Why the found poem works:

  • It's rooted in real language—perfect for historical materials.

  • You don't need to invent anything—just select, shape, and feel.

  • It teaches us to listen closely to the original voice in the record.

How to begin:

  • Choose a single document such as a will, census form, or pension application.

  • Highlight or copy key phrases that resonate for you emotionally or that seem to tell a story.

  • Rearrange them in lines or stanzas. Add line breaks for rhythm.

  • Let the gaps and silences speak too.

Bonus Form: Epistolary Poems (poems in the form of letters) also work beautifully if you want to “respond” to the record from your ancestor’s or your own point of view.

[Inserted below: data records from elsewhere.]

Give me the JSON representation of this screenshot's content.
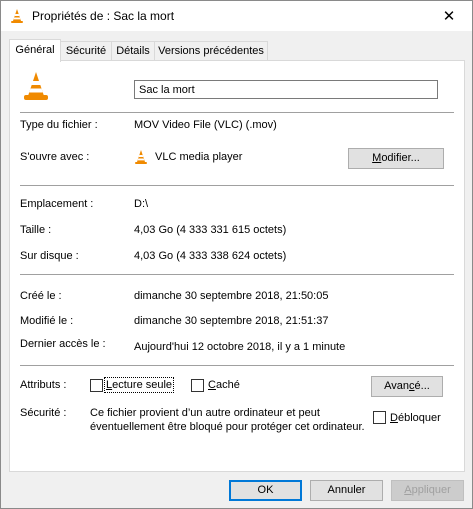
{
  "window": {
    "title": "Propriétés de : Sac la mort",
    "close_glyph": "✕"
  },
  "tabs": [
    {
      "label": "Général",
      "active": true
    },
    {
      "label": "Sécurité",
      "active": false
    },
    {
      "label": "Détails",
      "active": false
    },
    {
      "label": "Versions précédentes",
      "active": false
    }
  ],
  "file": {
    "icon": "vlc-cone-icon",
    "name": "Sac la mort"
  },
  "type": {
    "label": "Type du fichier :",
    "value": "MOV Video File (VLC) (.mov)"
  },
  "opens_with": {
    "label": "S'ouvre avec :",
    "app_icon": "vlc-cone-icon",
    "value": "VLC media player",
    "button_prefix": "M",
    "button_rest": "odifier..."
  },
  "location": {
    "label": "Emplacement :",
    "value": "D:\\"
  },
  "size": {
    "label": "Taille :",
    "value": "4,03 Go (4 333 331 615 octets)"
  },
  "disk_size": {
    "label": "Sur disque :",
    "value": "4,03 Go (4 333 338 624 octets)"
  },
  "created": {
    "label": "Créé le :",
    "value": "dimanche 30 septembre 2018, 21:50:05"
  },
  "modified": {
    "label": "Modifié le :",
    "value": "dimanche 30 septembre 2018, 21:51:37"
  },
  "accessed": {
    "label": "Dernier accès le :",
    "value": "Aujourd'hui 12 octobre 2018, il y a 1 minute"
  },
  "attributes": {
    "label": "Attributs :",
    "readonly_prefix": "L",
    "readonly_rest": "ecture seule",
    "readonly_checked": false,
    "hidden_prefix": "C",
    "hidden_rest": "aché",
    "hidden_checked": false,
    "advanced_prefix": "Avan",
    "advanced_accel": "c",
    "advanced_rest": "é..."
  },
  "security": {
    "label": "Sécurité :",
    "line1": "Ce fichier provient d’un autre ordinateur et peut",
    "line2": "éventuellement être bloqué pour protéger cet ordinateur.",
    "unblock_prefix": "D",
    "unblock_rest": "ébloquer",
    "unblock_checked": false
  },
  "footer": {
    "ok": "OK",
    "cancel": "Annuler",
    "apply_prefix": "A",
    "apply_rest": "ppliquer"
  },
  "colors": {
    "vlc_orange": "#f08a00",
    "vlc_white": "#ffffff",
    "accent": "#0078d7"
  }
}
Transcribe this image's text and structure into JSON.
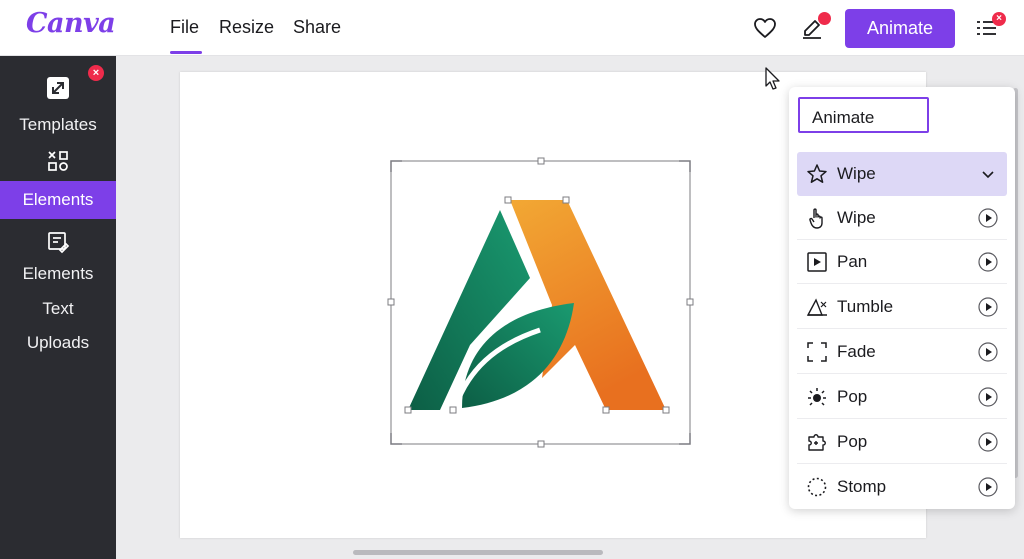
{
  "header": {
    "logo": "Canva",
    "menu": [
      "File",
      "Resize",
      "Share"
    ],
    "animate_button": "Animate",
    "heart_icon": "heart-icon",
    "pen_icon": "pen-icon",
    "list_icon": "list-icon"
  },
  "sidebar": {
    "items": [
      {
        "label": "Templates",
        "icon": "resize-arrow-icon"
      },
      {
        "label": "Elements",
        "icon": "elements-shapes-icon",
        "active": true
      },
      {
        "label": "Elements",
        "icon": "text-edit-icon"
      },
      {
        "label": "Text"
      },
      {
        "label": "Uploads"
      }
    ]
  },
  "panel": {
    "title": "Animate",
    "effects": [
      {
        "label": "Wipe",
        "icon": "star-icon",
        "selected": true
      },
      {
        "label": "Wipe",
        "icon": "hand-pointer-icon"
      },
      {
        "label": "Pan",
        "icon": "play-square-icon"
      },
      {
        "label": "Tumble",
        "icon": "tumble-icon"
      },
      {
        "label": "Fade",
        "icon": "fade-dashed-square-icon"
      },
      {
        "label": "Pop",
        "icon": "pop-burst-icon"
      },
      {
        "label": "Pop",
        "icon": "pop-puzzle-icon"
      },
      {
        "label": "Stomp",
        "icon": "stomp-dotted-circle-icon"
      }
    ]
  },
  "colors": {
    "accent": "#7d3fe8",
    "sidebar_bg": "#2b2c31",
    "badge": "#ef2b4b",
    "logo_green": "#0e7a5a",
    "logo_orange": "#f0982a"
  }
}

Poetry Toolbox: Genealogy Document to Poem Checklist

Use this quick checklist to guide your transformation from record to verse:

🗂️ Choose Your Document
☐ Will, census, pension, land grant, or legal record
☐ Highlight emotion-packed or unusual phrases
☐ Note patterns, lists, or repetitions

📝 Pick Your Approach
☐ Found poem (rearranged document text)
☐ Epistolary (letter-style) poem
☐ Narrative or lyrical poem inspired by gaps or silences

🎭 Add Humanity
☐ Imagine the person’s voice, choices, or feelings
☐ Consider what’s missing—what would they say?
☐ Use line breaks and spacing to shape emotion

🪄 Polish & Reflect
☐ Read the poem aloud—does it feel like a voice or story?
☐ Let fact and feeling coexist
☐ Title it with intention—sometimes the original date or place name works beautifully

🧵 Mini Prompt Box

Prompt:
You don’t need an original birth certificate or a distant ancestor’s journal to start. A single probate record or census listing can hold enough humanity to inspire a lifetime of poems. You can start with:

“The Williams-Jones marriage, announced yesterday...”

You might describe the medium (newspaper, census record, birth certificate), use the words, and imagine the outcome.

✍️ Call to Action: Your Turn to Find the Poem

Title: Your Ancestor’s Voice in the Records
Try this: Choose one historical document—such as a will, land record, or census page.

  • Highlight 5–10 striking or emotional phrases.

  • Rearrange them into a found poem.

  • If you'd like, add 1–2 of your own lines imagining what the person might say.

  • Give your poem a title based on the year, place, or record type.

This is your chance to bring their story to life—in just a few lines of verse. Start with a document that has always intrigued or confused you. Look at it with fresh eyes - not as data, but as a glimpse into a life.